Help with chassis and suspension
An offset c-moly lower control arm with rod ends, relocation brackets for the rear end, an anti roll bar, wolferacecraft makes a nice one, panhard bar any adjustable c-moly one will work fine.
If you have an iron block run 300# front springs, with an aluminum block run 275# springs, 150# rear springs, the QA1 or HAL "R" front drag shocks work great for drag racing and their 12 way single adjustable ones work great also, or you can run a 3 way adjustable shock from competition engineering thats pretty inexpensive, strange makes brakes for the front so you won't have to run a front spacer to clear 15" rims, You'll want subframe connectors that run through the floor, these are stronger than ones that just run under the car and tie in at the sub frames, also tie in the center of the car and where the rear lower control arms tie in.
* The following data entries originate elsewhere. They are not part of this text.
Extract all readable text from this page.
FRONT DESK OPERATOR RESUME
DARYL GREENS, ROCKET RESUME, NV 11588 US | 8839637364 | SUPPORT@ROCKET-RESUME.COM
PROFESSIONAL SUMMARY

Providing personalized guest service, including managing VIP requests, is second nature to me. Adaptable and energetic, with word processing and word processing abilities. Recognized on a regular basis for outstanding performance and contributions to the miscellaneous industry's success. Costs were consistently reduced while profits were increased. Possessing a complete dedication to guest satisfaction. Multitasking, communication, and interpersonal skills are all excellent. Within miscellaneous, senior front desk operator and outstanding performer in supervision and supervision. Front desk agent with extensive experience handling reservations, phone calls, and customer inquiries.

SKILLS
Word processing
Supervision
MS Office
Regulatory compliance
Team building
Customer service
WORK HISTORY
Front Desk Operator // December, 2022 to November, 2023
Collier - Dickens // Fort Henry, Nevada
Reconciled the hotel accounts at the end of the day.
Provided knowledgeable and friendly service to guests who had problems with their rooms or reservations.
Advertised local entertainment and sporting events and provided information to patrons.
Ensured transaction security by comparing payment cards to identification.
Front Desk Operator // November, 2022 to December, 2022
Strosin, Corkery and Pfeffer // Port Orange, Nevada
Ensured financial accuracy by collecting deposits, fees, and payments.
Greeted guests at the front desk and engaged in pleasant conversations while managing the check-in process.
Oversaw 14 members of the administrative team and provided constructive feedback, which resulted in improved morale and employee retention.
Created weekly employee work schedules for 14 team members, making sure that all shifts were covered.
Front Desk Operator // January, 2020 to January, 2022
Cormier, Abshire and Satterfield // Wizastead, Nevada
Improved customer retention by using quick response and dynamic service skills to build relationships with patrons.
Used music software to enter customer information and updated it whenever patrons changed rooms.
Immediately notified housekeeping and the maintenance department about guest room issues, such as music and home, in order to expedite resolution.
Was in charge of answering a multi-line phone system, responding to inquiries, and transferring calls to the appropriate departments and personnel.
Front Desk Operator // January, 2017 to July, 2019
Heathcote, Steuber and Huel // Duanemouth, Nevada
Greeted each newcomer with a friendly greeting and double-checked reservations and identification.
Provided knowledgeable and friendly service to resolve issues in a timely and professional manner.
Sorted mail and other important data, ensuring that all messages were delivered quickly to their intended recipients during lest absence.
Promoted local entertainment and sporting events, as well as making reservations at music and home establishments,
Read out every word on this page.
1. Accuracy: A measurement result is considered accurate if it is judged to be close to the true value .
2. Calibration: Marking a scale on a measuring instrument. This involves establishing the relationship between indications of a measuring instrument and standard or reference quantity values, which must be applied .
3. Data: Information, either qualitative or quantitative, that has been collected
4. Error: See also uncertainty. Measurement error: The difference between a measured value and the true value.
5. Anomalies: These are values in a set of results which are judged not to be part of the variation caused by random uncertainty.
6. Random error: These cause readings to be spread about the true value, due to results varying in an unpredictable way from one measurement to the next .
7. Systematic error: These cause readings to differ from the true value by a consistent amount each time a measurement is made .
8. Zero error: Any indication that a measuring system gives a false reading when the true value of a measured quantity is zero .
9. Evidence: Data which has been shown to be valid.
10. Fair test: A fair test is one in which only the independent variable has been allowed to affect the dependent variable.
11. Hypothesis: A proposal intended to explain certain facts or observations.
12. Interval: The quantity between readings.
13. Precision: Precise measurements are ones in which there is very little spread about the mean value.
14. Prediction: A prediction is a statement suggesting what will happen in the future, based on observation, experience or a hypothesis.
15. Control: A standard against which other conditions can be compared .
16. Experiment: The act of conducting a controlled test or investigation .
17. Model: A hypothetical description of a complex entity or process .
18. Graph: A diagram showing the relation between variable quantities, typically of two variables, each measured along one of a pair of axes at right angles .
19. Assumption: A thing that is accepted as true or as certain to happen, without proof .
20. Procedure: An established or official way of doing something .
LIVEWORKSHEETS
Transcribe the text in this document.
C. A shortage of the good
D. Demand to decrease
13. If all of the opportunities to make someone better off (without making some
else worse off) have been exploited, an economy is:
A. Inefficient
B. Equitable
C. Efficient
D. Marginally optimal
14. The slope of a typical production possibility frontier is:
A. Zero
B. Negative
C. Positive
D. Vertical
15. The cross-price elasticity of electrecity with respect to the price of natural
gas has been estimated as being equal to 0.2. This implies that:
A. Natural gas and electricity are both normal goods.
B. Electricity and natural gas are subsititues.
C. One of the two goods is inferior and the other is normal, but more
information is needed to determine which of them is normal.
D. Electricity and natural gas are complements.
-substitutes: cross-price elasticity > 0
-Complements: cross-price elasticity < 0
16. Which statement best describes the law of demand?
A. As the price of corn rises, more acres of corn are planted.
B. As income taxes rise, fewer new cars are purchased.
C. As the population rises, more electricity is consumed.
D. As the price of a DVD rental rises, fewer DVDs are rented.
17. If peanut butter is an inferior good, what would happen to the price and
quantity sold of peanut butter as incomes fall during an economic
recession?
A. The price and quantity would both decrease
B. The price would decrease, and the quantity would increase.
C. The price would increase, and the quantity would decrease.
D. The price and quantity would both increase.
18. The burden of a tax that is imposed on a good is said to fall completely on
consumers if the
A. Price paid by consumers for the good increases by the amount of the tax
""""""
There are a few places with k-members, for front control arms buy ones with the moly rod ends.
A manual rack will save weigh and also make the car faster, I picked up 0.2 tenths bypassing the power steering.
With an auto run a Mickey Thompson street radial, they work better with autos and have a softer compound than the ET Street tires and don't need as much of a burn out.
Wolfe racecraft has the nicest mail order roll cage I've come across for an f-body.
Solid motor mounts with a poly trans mount, drive shaft loop, 5 point harnesses and a good helmet which should fit snug.